Rob - Cleanup and Moving Forward - Senior Production #4


Preparing for Greenlight was great for getting us on track, and in the process we learned a lot about what really isn't quite right about our game. We went crazy brainstorming, then pulled back a bit on the scope, and now we're in a good place. All that's preventing us from moving forward and becoming the best game is how well we can implement what we have planned, and this week I decided to work on that in any way I can so the following weeks are full of productivity and impressive leaps forward.


Our game is definitely shaping up to be really great. There's a lot of good going on when people are playing, and in just looking around at the levels from the scene view. That said, looking at anything else from behind the scenes reveals a lot of grossness we've been pushing back and adding to. I figured that the best way for us to easily move forward would be to do some major cleanup on what we have now. The two main issues were file structure, and the player's main script. The files we have in Assets are organized into folders based on file type, but that's generally where the folders end. Every scene, script, and most other non-art files are just chucked into their respective folder without any more organization. The first way we're improving this is by adding folders for each area into the scenes folder, so we know which scenes are for the build, for us to mess around and test with freely, and where they are in the game. Each scene's hierarchy has similar issues, and many gameobjects need to be renamed or moved around to make editing scenes a simpler task.

In terms of the player's script, there's a lot that needs improvement. It's very difficult to add anything to it because it has so much of its functionality hard coded in a way that stops everything else from working. Entering a cutscene disables nearly all actions, but it's in a way that we can't properly account for nested cutscenes. Movement is heavily restricted so that all actions can be performed individually, but adding a new movement ability, or tweaking an existing one, requires us to reverse engineer a lot of systems they bleed into (often combat related). Everything needs to be decoupled a bit better so we can quickly iterate on the player moving forward.

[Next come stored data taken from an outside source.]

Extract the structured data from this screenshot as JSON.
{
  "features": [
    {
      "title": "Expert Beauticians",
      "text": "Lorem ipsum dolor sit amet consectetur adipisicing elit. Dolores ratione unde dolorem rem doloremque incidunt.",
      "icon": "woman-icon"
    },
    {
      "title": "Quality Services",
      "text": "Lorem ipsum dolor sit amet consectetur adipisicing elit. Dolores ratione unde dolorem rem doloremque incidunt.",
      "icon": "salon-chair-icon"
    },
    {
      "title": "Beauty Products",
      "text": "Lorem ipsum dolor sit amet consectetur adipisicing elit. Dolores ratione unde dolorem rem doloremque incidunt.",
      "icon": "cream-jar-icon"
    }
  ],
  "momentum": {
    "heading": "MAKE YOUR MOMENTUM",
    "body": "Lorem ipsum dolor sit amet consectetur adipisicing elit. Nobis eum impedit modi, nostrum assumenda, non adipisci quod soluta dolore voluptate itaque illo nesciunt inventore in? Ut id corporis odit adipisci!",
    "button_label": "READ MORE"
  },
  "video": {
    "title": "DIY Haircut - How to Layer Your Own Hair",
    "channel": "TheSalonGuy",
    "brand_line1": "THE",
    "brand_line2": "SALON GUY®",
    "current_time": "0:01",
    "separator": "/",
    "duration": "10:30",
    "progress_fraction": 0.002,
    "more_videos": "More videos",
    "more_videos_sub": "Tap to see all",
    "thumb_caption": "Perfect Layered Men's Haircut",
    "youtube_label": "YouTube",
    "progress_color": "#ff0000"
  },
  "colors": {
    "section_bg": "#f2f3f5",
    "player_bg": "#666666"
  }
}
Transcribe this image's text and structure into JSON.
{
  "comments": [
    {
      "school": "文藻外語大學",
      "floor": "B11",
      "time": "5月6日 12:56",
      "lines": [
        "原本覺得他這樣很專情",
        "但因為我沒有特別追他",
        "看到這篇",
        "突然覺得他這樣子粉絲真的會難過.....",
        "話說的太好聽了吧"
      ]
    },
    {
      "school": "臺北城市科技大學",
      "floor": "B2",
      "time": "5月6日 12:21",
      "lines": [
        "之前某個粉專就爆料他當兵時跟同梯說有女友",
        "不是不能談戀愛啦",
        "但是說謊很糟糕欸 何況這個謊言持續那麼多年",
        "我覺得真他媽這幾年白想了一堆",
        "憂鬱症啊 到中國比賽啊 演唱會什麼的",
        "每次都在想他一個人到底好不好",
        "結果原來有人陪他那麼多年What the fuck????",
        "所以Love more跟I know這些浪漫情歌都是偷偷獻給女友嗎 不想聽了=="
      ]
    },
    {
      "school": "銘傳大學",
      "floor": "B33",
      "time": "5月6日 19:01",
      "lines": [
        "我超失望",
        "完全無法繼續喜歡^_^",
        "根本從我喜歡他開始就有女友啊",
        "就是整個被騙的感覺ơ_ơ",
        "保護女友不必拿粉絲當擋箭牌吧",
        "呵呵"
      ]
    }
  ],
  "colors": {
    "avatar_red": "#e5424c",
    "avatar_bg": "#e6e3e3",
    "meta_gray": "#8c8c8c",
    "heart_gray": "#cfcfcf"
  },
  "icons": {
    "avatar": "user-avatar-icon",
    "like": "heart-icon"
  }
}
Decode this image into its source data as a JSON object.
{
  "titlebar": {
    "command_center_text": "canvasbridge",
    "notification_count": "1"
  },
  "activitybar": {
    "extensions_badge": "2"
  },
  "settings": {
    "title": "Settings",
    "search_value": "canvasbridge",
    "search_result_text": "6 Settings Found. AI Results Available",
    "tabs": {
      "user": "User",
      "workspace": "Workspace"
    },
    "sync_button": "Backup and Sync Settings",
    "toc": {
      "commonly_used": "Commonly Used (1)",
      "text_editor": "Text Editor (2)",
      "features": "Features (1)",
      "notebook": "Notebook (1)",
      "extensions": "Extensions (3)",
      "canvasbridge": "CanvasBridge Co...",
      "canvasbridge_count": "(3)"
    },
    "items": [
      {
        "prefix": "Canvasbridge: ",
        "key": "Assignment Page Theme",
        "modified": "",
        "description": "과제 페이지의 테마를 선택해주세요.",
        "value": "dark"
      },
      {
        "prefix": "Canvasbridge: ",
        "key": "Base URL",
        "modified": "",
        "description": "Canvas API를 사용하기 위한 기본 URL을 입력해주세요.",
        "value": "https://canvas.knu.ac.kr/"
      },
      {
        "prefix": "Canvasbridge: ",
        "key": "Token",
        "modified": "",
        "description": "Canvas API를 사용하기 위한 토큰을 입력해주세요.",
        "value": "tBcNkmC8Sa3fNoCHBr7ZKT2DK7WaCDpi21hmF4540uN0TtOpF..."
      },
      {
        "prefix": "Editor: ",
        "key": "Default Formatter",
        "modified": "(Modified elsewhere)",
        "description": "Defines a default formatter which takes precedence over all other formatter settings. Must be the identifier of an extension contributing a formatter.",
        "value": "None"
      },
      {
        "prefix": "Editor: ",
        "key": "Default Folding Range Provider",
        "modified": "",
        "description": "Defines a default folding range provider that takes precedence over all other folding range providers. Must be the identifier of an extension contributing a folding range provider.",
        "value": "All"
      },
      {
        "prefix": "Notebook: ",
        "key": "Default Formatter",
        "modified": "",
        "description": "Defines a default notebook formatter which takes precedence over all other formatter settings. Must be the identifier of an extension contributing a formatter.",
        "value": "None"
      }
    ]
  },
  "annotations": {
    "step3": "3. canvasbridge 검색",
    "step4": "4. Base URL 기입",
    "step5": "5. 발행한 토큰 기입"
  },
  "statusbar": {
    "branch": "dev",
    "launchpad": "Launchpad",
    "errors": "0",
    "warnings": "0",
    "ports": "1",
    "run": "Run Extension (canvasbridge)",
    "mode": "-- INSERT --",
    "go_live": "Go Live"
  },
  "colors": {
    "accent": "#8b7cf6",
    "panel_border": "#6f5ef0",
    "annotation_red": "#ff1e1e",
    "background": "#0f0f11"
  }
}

Additionally, with all of the cool movement and combat abilities we've planned out this semester (not to mention the frogs!), having a more accessible and flexible player script will allow us to implement these abilities quickly. If done well enough, anyone with basic prototyping skills can test their own custom abilities too! At the moment, however, this is impossible because of how muddled the script has become.

Additional Tasks

As always, I need to improve upon the NPC/event tool. If I do enough work on this, we will have an extremely easy way to implement our narrative in every corner of the world. It also can support other tasks unrelated to the narrative, like managing data in a way that's designer and artist friendly (i.e. unlocking frogs and abilities), so knocking out a few more events on this will be critical to our level of polish by senior show.